Proposals generally follow the organizational pattern described below:
Thesis statement that asks the audience to take a course of action or adopt a particular position
Explanation of the problem and what causes the problem
Detailed description of the proposed solution
Notes about the feasibility of the solution
Explanation of the outcome or consequences of the proposed solution
The proposal essay and a note on style: When you write your essay, you will want to avoid the personal pronoun “I.” Learning to eliminate personal pronouns (I/me/my/you/we/our) from your writing now will prepare you for other Composition essays and forms of academic writing.

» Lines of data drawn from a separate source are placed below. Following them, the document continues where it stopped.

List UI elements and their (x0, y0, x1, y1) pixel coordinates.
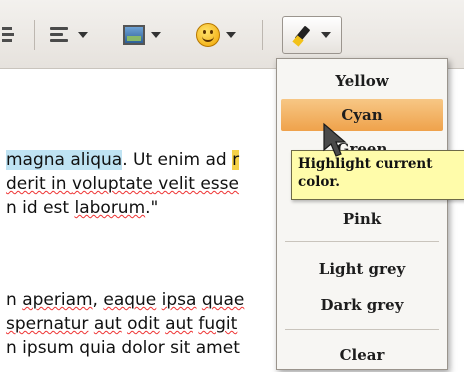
highlight-color-menu: Yellow Cyan Green Pink Light grey Dark g… (276, 58, 448, 370)
image-icon (123, 25, 145, 45)
menu-item-clear[interactable]: Clear (277, 339, 447, 371)
menu-separator (285, 329, 439, 330)
tooltip: Highlight current color. (291, 150, 464, 200)
toolbar-separator (262, 20, 263, 50)
text-highlight-button[interactable] (282, 16, 342, 54)
tooltip-line: color. (298, 174, 340, 190)
text-line: derit in voluptate velit esse (6, 174, 239, 194)
text-line: magna aliqua. Ut enim ad r (6, 150, 240, 170)
text-line: n id est laborum." (6, 198, 159, 218)
chevron-down-icon (321, 32, 331, 38)
menu-item-yellow[interactable]: Yellow (277, 65, 447, 97)
text-line: spernatur aut odit aut fugit (6, 314, 238, 334)
highlighter-pen-icon (292, 24, 315, 47)
cyan-highlighted-text: magna aliqua (6, 150, 123, 170)
align-button[interactable] (50, 18, 88, 52)
chevron-down-icon (78, 32, 88, 38)
insert-smiley-button[interactable] (196, 18, 236, 52)
text-line: n ipsum quia dolor sit amet (6, 338, 240, 358)
toolbar-separator (34, 20, 35, 50)
chevron-down-icon (226, 32, 236, 38)
chevron-down-icon (151, 32, 161, 38)
text-line: n aperiam, eaque ipsa quae (6, 290, 245, 310)
indent-button[interactable] (0, 18, 16, 52)
menu-item-pink[interactable]: Pink (277, 203, 447, 235)
menu-item-light-grey[interactable]: Light grey (277, 253, 447, 285)
smiley-icon (196, 23, 220, 47)
insert-image-button[interactable] (123, 18, 161, 52)
align-lines-icon (50, 25, 72, 45)
yellow-highlighted-text: r (232, 150, 240, 170)
menu-separator (285, 241, 439, 242)
mouse-cursor-icon (323, 122, 347, 157)
indent-icon (0, 24, 16, 46)
menu-item-dark-grey[interactable]: Dark grey (277, 289, 447, 321)
menu-item-cyan[interactable]: Cyan (281, 99, 443, 131)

Introduction, topics, and thesis
Make sure you write on a topic from the list below:
How can the United States lessen its dependence on fossil fuels?
What can be done to improve the college graduation rate?
How can a city promote the use of public transportation?
What can be done to promote better health for the American population?
What can be done to address the problem that you discussed in your causal analysis essay (Task 3)?
Be clear about the problem and provide background information that leads to the thesis. The thesis should convey the problem, solution, and feasibility of the solution or how it will work.
The two examples below are useful thesis templates for the proposal essay:
An effective way to address the problem of _______________ is to do __________, _______________, and __________________.
The problem is ________________, and the best ways to solve this problem are _____________, ________________, and ____________________.
Structuring the body paragraphs
The body paragraphs should state clearly the reasons for your proposal. You should offer evidence to support your recommendations and convince your reader that your proposed solution adequately addresses the problem.
Don’t forget to provide a discussion of the feasibility of your proposal: address issues of practicality, cost, or any other factor that may make your audience decide against your proposal.
Below is a useful outline for structuring the body of the proposal essay:
Explain the significance of the problem and detail the problem (this can be a paragraph right after your introduction).
Explain how the first solution you list in the thesis will resolve the problem.
Explain how the second solution you list in the thesis will resolve the problem.
Explain how the third solution you list in the thesis will resolve the problem.
Your body paragraphs should detail all the solutions proposed in your thesis points and explain to your reader why they will be effective. Introduce evidence to support the point, give the evidence, and explain how the evidence supports the main claim. For more information on constructing the body of the essay, review the “Optional reading” section at the bottom of this page. Remember, too, that this essay asks you to incorporate at least three sources in your body paragraph. Cite your sources using APA in-text citations. For help with APA, see Appendix B.
The essay should end with a conclusion that restates the thesis, summarizes the significance of the problem, and reiterates the main points of the argument. Do not introduce any new information in the conclusion. For helpful information and videos on the introduction, thesis, and conclusion, and for more information on organizing, outlining, and drafting an essay, review the “Optional reading” section at the bottom of this page.
At least three sources should be cited on your reference page. It’s important that you have 1:1 correspondence in your paper. This means that every time you use an in-text citation to cite a source, that same source must appear on the reference page at the end of your paper. Similarly, if you include a source on your reference page, that same source must appear at least once as an in-text citation in your paper.